The obligation of the Scioto Conservancy District to the city of Columbus is clear, but the source of funds to satisfy said obligation is discretionary with the board of directors of the conservancy district.
The judgment of the Court of Appeals is affirmed.
O'NEILL, C. J., HERBERT, DUNCAN and LEACH, JJ., concur.
SCHNEIDER and CORRIGAN, JJ., dissent.
COOK, J., of the Eleventh Appellate District, sitting for STERN, J.
LEACH, J., concurring.
Although I am in full agreement with the opinion of Judge Cook herein, I feel it desirable to add a few additional comments.
It is admitted in this case that no one on behalf of the city of Columbus ever demanded, or even specifically requested, that the Scioto Conservancy District levy the assessment in question. The petition filed by plaintiff in the Common Pleas Court sought a declaratory judgment as to several questions, the principal one being "whether defendant is required to levy the assessment in anticipation of which the note was issued."
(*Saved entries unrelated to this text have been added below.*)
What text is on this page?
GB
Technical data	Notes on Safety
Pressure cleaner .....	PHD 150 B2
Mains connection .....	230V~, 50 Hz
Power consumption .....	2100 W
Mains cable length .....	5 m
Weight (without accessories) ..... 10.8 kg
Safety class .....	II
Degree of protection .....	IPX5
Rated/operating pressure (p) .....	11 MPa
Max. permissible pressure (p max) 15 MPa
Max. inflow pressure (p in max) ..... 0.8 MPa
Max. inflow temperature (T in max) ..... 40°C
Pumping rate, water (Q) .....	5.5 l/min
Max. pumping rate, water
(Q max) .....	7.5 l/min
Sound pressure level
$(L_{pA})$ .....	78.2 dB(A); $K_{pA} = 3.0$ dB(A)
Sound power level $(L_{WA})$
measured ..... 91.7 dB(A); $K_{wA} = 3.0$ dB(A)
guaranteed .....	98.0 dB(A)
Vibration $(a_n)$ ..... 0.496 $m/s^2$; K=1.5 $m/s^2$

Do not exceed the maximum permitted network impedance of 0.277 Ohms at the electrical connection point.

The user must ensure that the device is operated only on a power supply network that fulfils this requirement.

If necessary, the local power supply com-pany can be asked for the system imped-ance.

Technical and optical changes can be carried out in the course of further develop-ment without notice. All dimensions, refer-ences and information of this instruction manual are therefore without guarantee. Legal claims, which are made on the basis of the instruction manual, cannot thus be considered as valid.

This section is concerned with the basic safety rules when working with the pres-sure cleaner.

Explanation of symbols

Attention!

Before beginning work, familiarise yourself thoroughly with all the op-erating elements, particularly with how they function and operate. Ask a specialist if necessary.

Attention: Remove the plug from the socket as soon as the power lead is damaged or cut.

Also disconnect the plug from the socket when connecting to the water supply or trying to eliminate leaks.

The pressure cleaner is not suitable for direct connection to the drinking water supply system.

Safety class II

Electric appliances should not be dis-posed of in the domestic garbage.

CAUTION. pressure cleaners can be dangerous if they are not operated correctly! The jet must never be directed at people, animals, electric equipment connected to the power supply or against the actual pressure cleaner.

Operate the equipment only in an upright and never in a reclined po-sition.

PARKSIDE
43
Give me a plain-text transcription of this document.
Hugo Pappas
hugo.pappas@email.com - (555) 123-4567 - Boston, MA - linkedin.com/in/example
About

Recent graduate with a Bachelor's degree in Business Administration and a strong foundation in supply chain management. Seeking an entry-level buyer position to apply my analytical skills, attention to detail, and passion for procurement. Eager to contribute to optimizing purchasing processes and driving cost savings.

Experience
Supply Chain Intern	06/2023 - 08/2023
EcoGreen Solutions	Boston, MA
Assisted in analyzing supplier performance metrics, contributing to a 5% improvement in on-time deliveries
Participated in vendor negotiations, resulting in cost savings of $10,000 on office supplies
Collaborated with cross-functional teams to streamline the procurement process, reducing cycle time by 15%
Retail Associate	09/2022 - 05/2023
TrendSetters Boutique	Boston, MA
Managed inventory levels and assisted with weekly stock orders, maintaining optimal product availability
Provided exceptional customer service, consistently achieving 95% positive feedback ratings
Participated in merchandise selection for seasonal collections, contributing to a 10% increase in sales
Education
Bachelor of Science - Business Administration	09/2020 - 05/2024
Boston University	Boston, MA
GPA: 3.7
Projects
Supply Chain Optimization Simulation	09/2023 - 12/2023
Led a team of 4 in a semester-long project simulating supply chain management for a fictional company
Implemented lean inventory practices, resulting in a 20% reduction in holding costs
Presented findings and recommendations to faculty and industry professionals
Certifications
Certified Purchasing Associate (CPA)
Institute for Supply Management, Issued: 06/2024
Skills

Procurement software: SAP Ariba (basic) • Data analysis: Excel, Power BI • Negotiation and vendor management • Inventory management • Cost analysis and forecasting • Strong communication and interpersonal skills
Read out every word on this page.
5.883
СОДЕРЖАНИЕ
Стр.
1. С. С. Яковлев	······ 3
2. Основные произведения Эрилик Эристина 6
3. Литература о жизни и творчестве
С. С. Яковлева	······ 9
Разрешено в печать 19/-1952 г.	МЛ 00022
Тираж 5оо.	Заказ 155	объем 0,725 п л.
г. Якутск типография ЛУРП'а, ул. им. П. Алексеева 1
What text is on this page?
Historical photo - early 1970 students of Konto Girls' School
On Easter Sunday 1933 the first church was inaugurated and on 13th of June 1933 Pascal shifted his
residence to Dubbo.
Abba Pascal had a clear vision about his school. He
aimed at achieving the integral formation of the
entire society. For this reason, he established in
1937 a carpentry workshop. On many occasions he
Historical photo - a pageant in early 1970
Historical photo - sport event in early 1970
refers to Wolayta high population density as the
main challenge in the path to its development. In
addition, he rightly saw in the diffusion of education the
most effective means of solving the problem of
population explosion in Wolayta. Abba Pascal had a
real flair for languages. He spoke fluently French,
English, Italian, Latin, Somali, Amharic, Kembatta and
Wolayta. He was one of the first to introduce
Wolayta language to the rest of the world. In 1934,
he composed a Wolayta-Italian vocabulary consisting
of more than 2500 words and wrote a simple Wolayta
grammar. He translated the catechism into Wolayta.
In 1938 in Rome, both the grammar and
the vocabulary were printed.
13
In such context, I believe it apparent that the statutes authorizing a levy of an assessment on the benefitted real estate are discretionary and not mandatory.
This does not mean, however, that a board of directors of a conservancy district possesses an absolute discretion, regardless of proof of abuse thereof, to arbitrarily refuse to levy such an assessment. Discretion is always subject to abuse, and if there be proof of abuse, such discretion can be controlled and directed by an action in mandamus. This court has so held or stated on many occasions. See cases cited in 35 Ohio Jurisprudence 2d 271. In this action in declaratory judgment, no such abuse of discretion was either alleged or proved.
O'NEILL, C. J., HERBERT, DUNCAN and COOK, JJ., concur in the foregoing concurring opinion.
SCHNEIDER, J., dissenting. As I see it, the word "may" in the statutes refers to an option as to the manner of payment. I can see no discretion as to whether or not the debt incurred shall be paid.
CORRIGAN, J., concurs in the foregoing dissenting opinion.